The Militant(logo) 
    Vol.63/No.30           September 6, 1999 
 
 
Drought Accelerates Crisis For Farmers  

BY MAURICE WILLIAMS AND MIKE GALATI
NORWICH, New York - Farmers in the northeastern United States are faced with drought conditions and a crisis described by many farmers as the worst since the 1930s depression. The current drought is officially in its 14th month, but drought conditions have existed in many parts of the east since 1997.

In the rolling hills and valleys of New York's dairy country, the effects of the drought are plain to see. Crops planted on the flatlands by the rivers are lush and green, but those planted on the hillsides - away from the rivers -are stunted and parched. Farmers in the area explain that the fields are so dry hay yields have been dramatically reduced.

Farmers here store most of this summer hay to use as part of the winter feed for their animals. One small cattle farmer from this area told the Militant, "I'm into my winter hay already. Usually I don't touch it until around mid-November." This means farmers here and throughout the East will be faced with having to buy large amounts of feed this winter.

The U.S. Department of Agriculture (USDA) has declared all of New Jersey, West Virginia, and Connecticut as agriculture disaster areas, as well as parts of Pennsylvania, New York, Maryland, Virginia, Kentucky, and Ohio. The USDA responded the crisis by offering emergency loans, which cover part of farmers' losses. To be eligible farmers must prove they have lost at least 30 percent of normal production, prove they can repay the loan, have collateral deemed "adequate" by USDA officials, and prove they cannot obtain credit elsewhere.

"Everybody is up to their ears in loans already," said Linden Smith, a 71-year-old dairy farmer in Sussex County, New Jersey. "One more loan isn't going to help. Agriculture is being affected by low prices, meanwhile everything we buy keeps going up. We need better prices."

Smith, the last dairy farmer in Franklin Township, is one of 39 dairy farmers in Sussex County. He said during the 1950s there were 1,200 dairy farmers in the county.

"I sure don't need any more loans," Vaughn Harshman, a corn farmer in Frederick, Maryland, told reporters in response to the remedy offered by the USDA. Harshman hosted a news conference August 2 for USDA secretary Daniel Glickman at his farm, which was attended by 40 other farmers.

Farmers' resistance to plunging deeper into debt has pressed some capitalist politicians, including U.S. Sen. Robert Torricelli, to promise to call for government grants instead of loans. Speaking to a gathering of more than 80 farmers and others at the Warren County Farmers Fair in Harmony, New Jersey, Torricelli also sought to pit farmers there against those in other regions, claiming federal agricultural policy favors Midwestern farmers.

Drought exacerbates social crisis
The drought adds to the social crisis farmers are already facing because of the collapse of farm commodity prices. Farm income in the United States has dropped by almost 17 percent in the past three years and thousands of farmers have been driven into bankruptcy.

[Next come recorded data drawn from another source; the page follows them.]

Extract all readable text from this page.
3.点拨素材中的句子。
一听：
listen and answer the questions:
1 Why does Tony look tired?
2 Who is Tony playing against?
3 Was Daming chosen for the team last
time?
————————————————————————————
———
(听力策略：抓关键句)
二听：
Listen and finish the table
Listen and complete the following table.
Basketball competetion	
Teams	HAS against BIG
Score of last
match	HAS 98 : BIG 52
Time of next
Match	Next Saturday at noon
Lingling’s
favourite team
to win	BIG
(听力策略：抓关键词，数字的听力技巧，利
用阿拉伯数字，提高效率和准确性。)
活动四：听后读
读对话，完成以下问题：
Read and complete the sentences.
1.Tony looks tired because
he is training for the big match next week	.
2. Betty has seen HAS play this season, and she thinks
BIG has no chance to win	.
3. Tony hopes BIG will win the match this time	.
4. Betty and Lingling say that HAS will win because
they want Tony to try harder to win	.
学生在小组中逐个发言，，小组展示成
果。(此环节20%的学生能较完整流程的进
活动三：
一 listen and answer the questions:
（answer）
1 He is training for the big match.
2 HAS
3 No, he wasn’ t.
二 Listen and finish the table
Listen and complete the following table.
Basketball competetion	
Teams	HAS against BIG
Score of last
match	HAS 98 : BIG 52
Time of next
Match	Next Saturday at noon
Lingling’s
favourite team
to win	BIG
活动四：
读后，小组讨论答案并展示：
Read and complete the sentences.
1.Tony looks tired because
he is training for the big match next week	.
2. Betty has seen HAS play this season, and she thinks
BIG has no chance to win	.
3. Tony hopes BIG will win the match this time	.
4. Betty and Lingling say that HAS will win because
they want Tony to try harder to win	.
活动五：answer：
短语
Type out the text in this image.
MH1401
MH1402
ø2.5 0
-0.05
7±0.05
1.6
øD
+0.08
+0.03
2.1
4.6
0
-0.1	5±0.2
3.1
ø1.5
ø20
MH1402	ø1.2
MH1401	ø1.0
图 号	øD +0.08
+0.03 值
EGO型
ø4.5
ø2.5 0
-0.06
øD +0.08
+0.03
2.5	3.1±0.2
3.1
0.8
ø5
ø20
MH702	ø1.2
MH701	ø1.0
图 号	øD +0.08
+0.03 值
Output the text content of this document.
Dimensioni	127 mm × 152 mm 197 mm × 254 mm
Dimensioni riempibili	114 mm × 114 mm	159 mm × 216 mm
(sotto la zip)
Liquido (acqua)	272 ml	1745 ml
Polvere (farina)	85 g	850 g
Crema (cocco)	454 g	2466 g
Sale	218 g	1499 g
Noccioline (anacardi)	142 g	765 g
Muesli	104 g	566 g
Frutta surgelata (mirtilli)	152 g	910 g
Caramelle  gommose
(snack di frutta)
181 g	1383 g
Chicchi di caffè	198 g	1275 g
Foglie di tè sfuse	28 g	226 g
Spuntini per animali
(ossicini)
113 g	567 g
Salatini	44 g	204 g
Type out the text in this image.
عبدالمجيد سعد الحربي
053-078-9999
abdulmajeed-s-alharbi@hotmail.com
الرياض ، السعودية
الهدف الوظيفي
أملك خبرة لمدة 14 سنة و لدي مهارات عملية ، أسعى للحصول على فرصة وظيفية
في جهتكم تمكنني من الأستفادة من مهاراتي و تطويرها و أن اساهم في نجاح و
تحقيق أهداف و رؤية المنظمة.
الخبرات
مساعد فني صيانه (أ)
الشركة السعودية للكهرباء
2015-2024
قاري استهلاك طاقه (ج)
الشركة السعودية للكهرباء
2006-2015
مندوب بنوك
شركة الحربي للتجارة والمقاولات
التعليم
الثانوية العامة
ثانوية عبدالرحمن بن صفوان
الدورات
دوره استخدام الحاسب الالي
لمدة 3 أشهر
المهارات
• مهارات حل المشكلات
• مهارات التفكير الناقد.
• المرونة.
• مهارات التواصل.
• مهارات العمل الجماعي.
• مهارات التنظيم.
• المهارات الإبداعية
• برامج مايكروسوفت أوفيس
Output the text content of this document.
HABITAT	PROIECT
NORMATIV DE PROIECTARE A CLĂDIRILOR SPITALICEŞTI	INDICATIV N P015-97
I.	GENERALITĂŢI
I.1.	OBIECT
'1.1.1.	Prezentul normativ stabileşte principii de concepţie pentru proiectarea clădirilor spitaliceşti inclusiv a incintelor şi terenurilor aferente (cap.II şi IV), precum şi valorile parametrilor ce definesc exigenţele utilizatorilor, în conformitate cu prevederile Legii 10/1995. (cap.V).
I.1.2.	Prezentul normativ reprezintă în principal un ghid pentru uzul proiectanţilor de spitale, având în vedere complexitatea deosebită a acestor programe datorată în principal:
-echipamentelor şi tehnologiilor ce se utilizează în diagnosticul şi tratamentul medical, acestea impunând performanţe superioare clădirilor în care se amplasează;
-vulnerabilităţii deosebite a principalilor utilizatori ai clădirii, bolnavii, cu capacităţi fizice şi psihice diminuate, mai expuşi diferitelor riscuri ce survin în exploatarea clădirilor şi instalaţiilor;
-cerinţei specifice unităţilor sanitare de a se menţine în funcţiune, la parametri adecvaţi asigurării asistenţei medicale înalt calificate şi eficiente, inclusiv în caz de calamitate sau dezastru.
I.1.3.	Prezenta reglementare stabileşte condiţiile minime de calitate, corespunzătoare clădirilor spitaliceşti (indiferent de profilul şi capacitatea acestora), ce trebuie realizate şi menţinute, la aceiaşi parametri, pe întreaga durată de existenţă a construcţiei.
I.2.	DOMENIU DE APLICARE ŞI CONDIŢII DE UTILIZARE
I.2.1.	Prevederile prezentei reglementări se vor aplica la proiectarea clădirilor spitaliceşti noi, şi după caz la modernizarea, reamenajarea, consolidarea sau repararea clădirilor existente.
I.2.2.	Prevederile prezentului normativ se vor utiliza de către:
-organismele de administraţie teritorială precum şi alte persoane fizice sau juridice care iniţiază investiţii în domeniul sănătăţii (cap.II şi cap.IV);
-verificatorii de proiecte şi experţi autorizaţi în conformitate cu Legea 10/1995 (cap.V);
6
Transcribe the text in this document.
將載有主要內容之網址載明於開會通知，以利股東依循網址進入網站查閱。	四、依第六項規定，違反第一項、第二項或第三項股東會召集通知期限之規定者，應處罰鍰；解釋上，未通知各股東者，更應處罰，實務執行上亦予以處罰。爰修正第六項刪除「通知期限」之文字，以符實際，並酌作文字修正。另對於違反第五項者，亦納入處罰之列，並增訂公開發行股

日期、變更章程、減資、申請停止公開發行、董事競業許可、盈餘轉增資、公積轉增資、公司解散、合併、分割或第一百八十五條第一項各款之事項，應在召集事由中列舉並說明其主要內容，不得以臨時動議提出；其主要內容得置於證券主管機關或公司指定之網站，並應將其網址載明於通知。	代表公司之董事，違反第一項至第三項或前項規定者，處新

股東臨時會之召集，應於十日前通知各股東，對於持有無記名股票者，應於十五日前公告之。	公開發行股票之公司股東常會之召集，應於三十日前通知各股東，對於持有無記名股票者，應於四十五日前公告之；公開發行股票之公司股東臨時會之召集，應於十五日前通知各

Between 1996 and 1999 prices have declined 42 percent for wheat, 39 percent for corn, and 20 percent for soybeans.

The milk price farmers in New York received in June averaged $12.70 per hundred-weight of milk sold, a drop of $1.30 from last year.

In Pennsylvania, the fourth-largest dairy state, milk production has dropped by 20 percent, and estimated losses from crops like corn, soybeans, feed hay, and garden vegetables are between 30 and 100 percent, according to the Pennsylvania Agriculture Department.

Many farmers with crop insurance will still get wiped out. They are forced to buy insurance in order to qualify for loans or other USDA programs. The premiums are very high, while payments cover only a small fraction of farmers' losses.

"Insurance doesn't pay. Really it's next to nothing," Bob Puskas, a farmer in Somerset County, New Jersey, told the Star Ledger. Facing a total loss, Puskas said his insurance company told him he would be lucky to get back $10,000 of the $75,000 he spent to raise his corn crop.

Meteorologists forecast dry conditions lasting into October. Even if their calculations are wrong, however, no amount of rain can save this year's crops.

Officials in West Virginia estimate that a third of the state's water wells have failed. They predict as many as 10 percent of the state's 21,000 farms will fail this year.

Mike Galati is member of the United Food and Commercial Workers Union Local 174 in New York City.